温泉健康楽 第16回 「 覚悟の選択 」

 札幌駅から車で50分の渓谷に湯煙を上げる定山渓温泉。私のぎっくり腰を治してくれたのは、大型ホテルが居並ぶ温泉街の中では小ぢんまりとした30室に満たない小規模ホテルです。
 しかし、源泉100%かけ流しの湯がすこぶるいいのです。年間150万前後もの人々が宿泊する定山渓で、1、2を争う温泉の質だと私は評価しています。
 そして何より私の身体に良く効く、言い換えれば相性のいい湯で、極度の疲れを感じたときなどに足を向ける切り札の温泉だったのです。絶対の信頼を置いています。「主治湯」と称する程なのです。
 また、「風邪気味だなあ」と感じた時には、定山渓温泉の奥にある豊平峡温泉という日帰り入浴施設もよく利用します。189万都市・札幌には場違いとさえ思えるバラック風の質素な外見。ところがそこには、地下からの湧き立ての湯が惜しげもなくかけ流されているのです。

 温泉成分が堆積したひなびた内風呂、そして一度に200人は入れそうな庭園露天風呂には、それぞれ専用の源泉が引かれて毎分200リットルもの温泉があふれ、その湯はそのまま捨てているという贅沢さです。軽いのどの痛みなどを覚えたとき、含食塩重曹泉に浸かれば、免疫力が高まって、ほとんどの場合、快復してしまいます。

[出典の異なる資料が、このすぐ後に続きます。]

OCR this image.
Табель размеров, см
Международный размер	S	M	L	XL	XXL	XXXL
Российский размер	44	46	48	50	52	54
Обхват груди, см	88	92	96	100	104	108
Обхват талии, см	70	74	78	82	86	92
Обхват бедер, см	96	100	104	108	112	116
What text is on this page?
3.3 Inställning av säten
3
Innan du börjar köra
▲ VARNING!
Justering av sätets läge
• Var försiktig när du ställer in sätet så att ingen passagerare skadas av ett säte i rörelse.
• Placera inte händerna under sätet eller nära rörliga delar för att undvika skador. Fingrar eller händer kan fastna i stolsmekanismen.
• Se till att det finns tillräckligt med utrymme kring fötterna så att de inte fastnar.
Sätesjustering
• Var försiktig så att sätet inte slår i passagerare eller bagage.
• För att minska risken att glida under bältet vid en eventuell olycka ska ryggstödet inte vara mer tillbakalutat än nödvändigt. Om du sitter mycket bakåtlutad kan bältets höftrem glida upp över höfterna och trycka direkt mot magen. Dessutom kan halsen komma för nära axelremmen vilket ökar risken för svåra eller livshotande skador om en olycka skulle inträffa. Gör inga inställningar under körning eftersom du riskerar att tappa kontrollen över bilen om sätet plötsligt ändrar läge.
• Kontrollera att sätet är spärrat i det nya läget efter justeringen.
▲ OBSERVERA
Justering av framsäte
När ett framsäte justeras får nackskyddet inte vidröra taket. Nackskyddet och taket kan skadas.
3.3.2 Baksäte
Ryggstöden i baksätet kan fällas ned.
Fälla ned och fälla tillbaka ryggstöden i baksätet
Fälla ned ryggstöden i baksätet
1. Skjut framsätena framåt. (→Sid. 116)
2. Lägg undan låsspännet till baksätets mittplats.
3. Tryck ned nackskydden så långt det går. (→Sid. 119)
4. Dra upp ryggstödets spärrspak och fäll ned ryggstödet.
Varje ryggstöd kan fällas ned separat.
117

 こういう話をすると、「松田は温泉を専門にしているから、温泉地の近くに住んでいるから、そんなことができるのだ」と思われるかもしれません。確かに車を飛ばせば10分程度の所に住んでいるわけですから、まさに日常的に温泉に浸かりに行くことができます(現実には時間がなくて困っているのですが)。
 しかしこれは、温泉のパワーをもらうために私自身が意識して、またそのための経済的な負担も覚悟して便利な都心から移り住んできたからなのです。
 現在住んでいる札幌市郊外に越してくる5年前までは、都心の大通り公園まで7分、札幌駅まで10分の平岸に住んでいました。
 最寄の地下鉄の駅まで徒歩1分、半径200メートル以内に病院や大型スーパーが複数あり、繁華街ススキノからもタクシーで10分以内という至極便利なマンションです。しかも、私の勤務する大学までもマイカーで10分強余り。まさに一等地でした。
 ところが、利便性がいい反面、交通の激しい幹線道路に面し、商店やマンションが密集していて空気が悪い。東京、大阪といった都市圏にお住まいの読者の方から見れば、何を大げさなと思われるほどの環境かもしれませんが、それでも北海道ならではの二重のサッシ窓をすり抜けて、粉塵やら煤煙が忍び込み、年に3、4回洗濯してもカーテンは真っ黒の状態でした。利便性を取るか健康を取るか─。結論は、著しく不便だが温泉の近くへの脱出でした。